Prises de sang inutiles, conduisant à des examens complémentaires inutiles, débouchant sur des actes parfois inutiles et mutilants ; mais bien plus simples à prescrire qu'à déprescrire : voici un sujet interessant, mais difficile : le généraliste est pris là en tenaille entre diverses obligations, et une fois le dépistage fait, la suite des événements ne peut être arrêtée.
De ce sujet , il est bien plus simple de faire de l'audience de foire : le chirugien opère "pour rien" une patiente pour se faire de l 'argent par cupidité.
Ainsi va le raisonnement du bon Docteur Flaysakier, toujours du bon coté du manche : on illustre "les actes inutiles" par un fait divers, les OGM, c 'est bon pour la santé, l'augmentation des leucémies à proximité des centrales nucléaires c'est juste un hasard, et l'attitude Française sur le cholestérol ne mérite pas de critique......

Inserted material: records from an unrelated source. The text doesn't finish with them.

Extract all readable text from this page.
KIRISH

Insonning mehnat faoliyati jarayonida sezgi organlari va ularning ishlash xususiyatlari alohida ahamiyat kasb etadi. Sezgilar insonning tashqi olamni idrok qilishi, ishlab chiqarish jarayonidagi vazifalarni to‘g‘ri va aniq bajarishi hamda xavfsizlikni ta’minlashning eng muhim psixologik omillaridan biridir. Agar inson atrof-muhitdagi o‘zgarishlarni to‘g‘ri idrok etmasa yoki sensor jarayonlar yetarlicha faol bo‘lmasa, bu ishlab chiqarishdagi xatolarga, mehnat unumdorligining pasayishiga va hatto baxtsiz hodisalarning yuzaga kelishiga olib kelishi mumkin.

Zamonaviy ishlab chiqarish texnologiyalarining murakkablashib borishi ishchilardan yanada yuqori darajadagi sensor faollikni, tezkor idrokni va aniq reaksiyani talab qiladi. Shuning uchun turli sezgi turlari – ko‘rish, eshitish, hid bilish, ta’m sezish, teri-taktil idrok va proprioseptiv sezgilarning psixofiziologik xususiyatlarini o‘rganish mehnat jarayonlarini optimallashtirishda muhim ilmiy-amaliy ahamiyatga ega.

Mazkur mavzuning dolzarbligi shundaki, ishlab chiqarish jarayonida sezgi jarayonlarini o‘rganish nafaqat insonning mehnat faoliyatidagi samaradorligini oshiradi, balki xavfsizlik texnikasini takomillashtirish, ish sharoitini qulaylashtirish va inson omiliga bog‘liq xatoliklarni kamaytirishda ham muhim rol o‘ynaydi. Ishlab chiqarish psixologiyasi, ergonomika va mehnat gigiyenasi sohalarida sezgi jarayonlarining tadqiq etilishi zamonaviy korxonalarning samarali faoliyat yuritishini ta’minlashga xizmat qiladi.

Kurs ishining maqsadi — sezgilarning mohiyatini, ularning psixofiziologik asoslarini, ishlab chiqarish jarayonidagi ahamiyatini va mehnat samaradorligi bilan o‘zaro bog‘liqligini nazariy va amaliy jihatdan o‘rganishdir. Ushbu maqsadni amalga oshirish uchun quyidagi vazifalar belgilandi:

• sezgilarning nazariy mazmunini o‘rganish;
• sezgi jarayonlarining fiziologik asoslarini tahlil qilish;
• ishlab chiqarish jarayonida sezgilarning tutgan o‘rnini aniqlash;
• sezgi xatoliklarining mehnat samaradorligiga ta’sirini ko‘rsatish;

Le service public (et obligatoire) de télévision pourrait concourrir utilement aux débats de société sur la médecine.
Au delà de la médiocrité de certaines analyses, la première condition incontournable serait l'application de la législation sur les liens d'intérêts.
Ne pas déclarer ses liens d'interet avant de communiquer au public : il y a là une faute essentielle, en particulier des journalistes télévisuels et radio dans l'organisation des débats, qui explique une part non négligeable des scandales sanitaires du médicament : toujours cette complaisance journalistique a permis aux laboratoires de communiquer par le biais de "leaders d'opinion" qui ont accès a ces médias nationaux en un coup de fil, et auxquels on ne pose jamais cette question pourtant légale, par paresse intellectuelle, par conformisme et probablement par respect "du grand professeur".
Je n 'ai à ce jour jamais entendu sur France 2 notre "spécialiste maison" JD Flaysakier demander l'application de cette loi essentielle qu 'il connait pourtant : il y déroge systématiquement comme l'ensemble de ses collègues journalistes, mettant ainsi en danger son interlocuteur qui s'expose à des poursuites ; les reportages venant en appui de sujets médicaux, de même ne font jamais état des liens d'intérêts.
Le respect du public et des professionnels commencerait là : respect de la législation sur la prévention des conflits d 'intérêts (non appliquée depuis cinq années) , transparence et qualité de l'information.
Ne sommes nous pas en droit d'attendre celà d'une chaine de service public?